As a side note, a New York Times article dated August 22, 1863, reported that slaves in the United States commanded a higher price in Kentucky, taking gold as the standard of value than in any other of the Southern United States. In Maryland, slaves fetched a price of $18 per head. Other reports suggest that for the period 1722–1775, the average price of slaves in South Carolina was $160 as compared to $152 in the Caribbean. Over the period 1785–1806, South Carolina prices averaged $216 as compared to $227 in the Caribbean.
Looking back at their twelfth campaign, the sixteenth-century document, Tarikh-i Alfi, indicates that the Ghaznavid armies enslaved approximately 750,000 Hindu individuals. In another account, al-Utbi notes that during the earlier Ghaznavid invasion of Peshawar and Waihand in 1001, Mahmud and his forces captured around 100,000 young Hindu people. The Tarikh-i Firishta, written much later than the actual event, reports that after the Ghaznavid seized Thanesar in 1014, his army brought about 200,000 Hindu captives and an immense amount of wealth to Ghazna, making the capital resemble an Indian city, with no soldier in the camp being without wealth or numerous enslaved Hindu people.
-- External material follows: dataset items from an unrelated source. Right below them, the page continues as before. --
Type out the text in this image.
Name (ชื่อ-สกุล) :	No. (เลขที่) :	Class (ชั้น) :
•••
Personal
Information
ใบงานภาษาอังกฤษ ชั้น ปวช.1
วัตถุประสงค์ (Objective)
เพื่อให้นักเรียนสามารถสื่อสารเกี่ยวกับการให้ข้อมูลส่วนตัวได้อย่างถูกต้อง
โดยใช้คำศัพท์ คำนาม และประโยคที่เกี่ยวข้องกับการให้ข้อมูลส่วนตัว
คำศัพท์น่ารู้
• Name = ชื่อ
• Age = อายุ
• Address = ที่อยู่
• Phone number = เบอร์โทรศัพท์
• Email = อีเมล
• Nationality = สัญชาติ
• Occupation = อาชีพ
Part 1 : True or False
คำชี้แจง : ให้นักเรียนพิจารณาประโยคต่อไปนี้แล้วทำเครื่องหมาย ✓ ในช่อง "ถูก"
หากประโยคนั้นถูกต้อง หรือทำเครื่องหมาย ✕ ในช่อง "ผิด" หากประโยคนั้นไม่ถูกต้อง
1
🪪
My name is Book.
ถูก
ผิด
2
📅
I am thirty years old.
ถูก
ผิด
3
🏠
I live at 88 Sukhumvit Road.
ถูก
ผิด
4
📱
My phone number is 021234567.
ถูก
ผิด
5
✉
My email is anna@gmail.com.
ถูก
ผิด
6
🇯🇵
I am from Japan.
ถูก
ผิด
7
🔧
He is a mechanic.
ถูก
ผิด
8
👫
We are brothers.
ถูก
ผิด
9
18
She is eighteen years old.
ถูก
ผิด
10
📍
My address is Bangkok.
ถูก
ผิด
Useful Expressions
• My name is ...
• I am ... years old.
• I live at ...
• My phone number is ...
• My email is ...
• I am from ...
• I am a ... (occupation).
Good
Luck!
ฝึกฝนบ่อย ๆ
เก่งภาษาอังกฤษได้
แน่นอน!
In 1219-20, Minhaj al-Din Juzjani (1193-1265) escaped from the invading Mongol armies in his homeland of Gur, central Afghanistan. He found sanctuary in Delhi, where he secured a position at the court of the Delhi Sultans. Here, he began to compile his comprehensive history of the Islamic world, the Tabaqat-i Nasiri, which he finished in 1260. Juzjani’s writings indicate that the inaugural ruler of the Shamsi slave dynasty, Qutb al-Din Aibak (1206-10), allegedly enslaved around 20,000 Hindu individuals in Gujarat and an additional 50,000 in Kalinjar.
In another source from the same period, comparable numbers are provided in Zia al-Din Barani’s Tarikh-i Firuz Shahi, a chronicle of the Delhi Sultanate spanning from the rule of the Shamsi leader Ghiyath al-Din Balban (1266-87) to the Tughluqid Firuz Shah (1351-88). Barani states that Sultan Khalji (1296-1316) had around 50,000 slave Hindu boys and employed an additional 70,000 as construction workers throughout his kingdom. Barani also estimates that Sultan Firuz Shah’s benefactor had approximately 180,000 enslaved Hindu people.
Considering the numbers cited in historical sources, it is evident that the act of Muslim invaders enslaving Hindu prisoners from India led to the transportation of hundreds of thousands of Hindus to slave markets located beyond the Hindu Kush. In addition, hundreds of thousands of other Hindus remained enslaved within their homelands by the Muslim dynasties ruling India for hundreds of years.